Accusé de harcèlement par ses employées, Dov Charney a connu le même sort que son proche collaborateur, le sulfureux photographe Terry Richardson. Que ces soupçons soient ou non fondés, nous ne connaîtrons probablement jamais la nature exacte des excès dont aurait été coupable Charney, l’affaire ayant été réglée en interne. Quant à Richardson, digne héritier de la tendance porno-chic apparue dans les années 1970 avec le film Deep Throat de Gerard Damiano, il a été remercié de ses services par l’édition américaine de Vogue après qu’une jeune mannequin se fut plainte d’être victime d’un « chantage sexuel » de sa part. Chantage sexuel ? Ne s’agissait-il pas, plus simplement, de ce qu’on appelait dans un passé pas si lointain la « promotion canapé », échange de services entre deux parties consentantes à ce négoce ?[access capability= »lire_inedits »] Au péril d’une lapidation sur la place publique, on rappellera que nombre de femmes en ont profité pour propulser leurs carrières. Et si certaines regrettent peut-être d’avoir cédé à leurs pulsions arrivistes ou aux pressions de leur entourage masculin, d’autres doivent se mordre les doigts de ne pas avoir su y recourir.

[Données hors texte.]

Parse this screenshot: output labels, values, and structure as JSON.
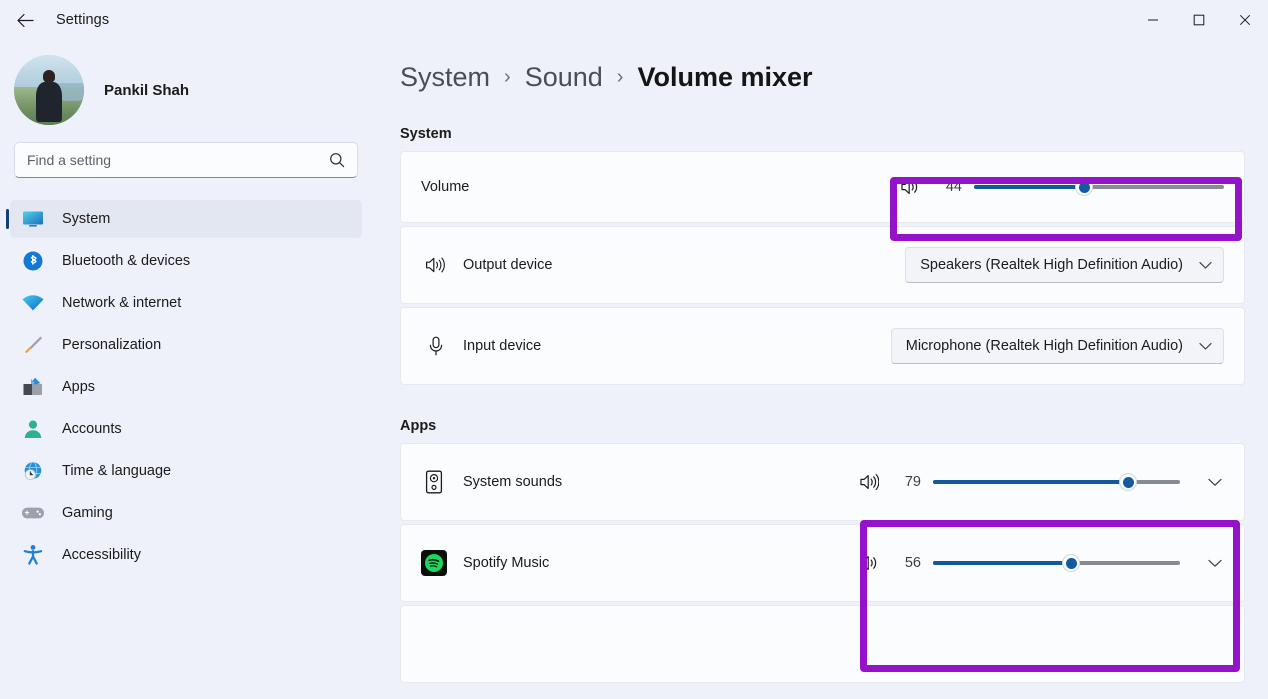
{
  "titlebar": {
    "back_label": "Back",
    "title": "Settings",
    "minimize": "—",
    "maximize": "☐",
    "close": "✕"
  },
  "sidebar": {
    "profile": {
      "name": "Pankil Shah"
    },
    "search": {
      "placeholder": "Find a setting",
      "value": ""
    },
    "items": [
      {
        "label": "System",
        "icon": "monitor-icon",
        "active": true
      },
      {
        "label": "Bluetooth & devices",
        "icon": "bluetooth-icon",
        "active": false
      },
      {
        "label": "Network & internet",
        "icon": "wifi-icon",
        "active": false
      },
      {
        "label": "Personalization",
        "icon": "paintbrush-icon",
        "active": false
      },
      {
        "label": "Apps",
        "icon": "apps-icon",
        "active": false
      },
      {
        "label": "Accounts",
        "icon": "person-icon",
        "active": false
      },
      {
        "label": "Time & language",
        "icon": "clock-globe-icon",
        "active": false
      },
      {
        "label": "Gaming",
        "icon": "gamepad-icon",
        "active": false
      },
      {
        "label": "Accessibility",
        "icon": "accessibility-icon",
        "active": false
      }
    ]
  },
  "breadcrumb": {
    "crumb1": "System",
    "sep1": "›",
    "crumb2": "Sound",
    "sep2": "›",
    "current": "Volume mixer"
  },
  "system_section": {
    "heading": "System",
    "volume_row": {
      "label": "Volume",
      "speaker_icon": "speaker-wave-icon",
      "value": "44",
      "percent": 44
    },
    "output_row": {
      "icon": "speaker-output-icon",
      "label": "Output device",
      "selected": "Speakers (Realtek High Definition Audio)",
      "chevron": "chevron-down-icon"
    },
    "input_row": {
      "icon": "microphone-icon",
      "label": "Input device",
      "selected": "Microphone (Realtek High Definition Audio)",
      "chevron": "chevron-down-icon"
    }
  },
  "apps_section": {
    "heading": "Apps",
    "rows": [
      {
        "label": "System sounds",
        "icon": "system-speaker-icon",
        "speaker_icon": "speaker-wave-icon",
        "value": "79",
        "percent": 79
      },
      {
        "label": "Spotify Music",
        "icon": "spotify-icon",
        "speaker_icon": "speaker-wave-icon",
        "value": "56",
        "percent": 56
      }
    ]
  },
  "colors": {
    "accent_blue": "#14599e",
    "highlight_purple": "#9412c9",
    "page_bg": "#eef1fa",
    "card_bg": "#fbfcfe",
    "track_gray": "#868a94"
  }
}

Reste que Terry Richardson n’est pas sorti de l’auberge. Croyant mieux s’en tirer dans une France amoureuse des libertés plutôt qu’en Amérique puritaine, il a déshabillé Virginie Ledoyen pour le numéro d’avril du magazine Lui. Si l’actrice a apprécié ce photographe « un peu tatoué mais très respectueux », les associations de défense des animaux n’ont pas raté le coche. Et pour cause. Que voit-on entre les cuisses écartées de la comédienne ? Un chat tenu par le cou ! Imaginons le tollé si le félin « maltraité » avait été une femelle, autrement dit une chatte…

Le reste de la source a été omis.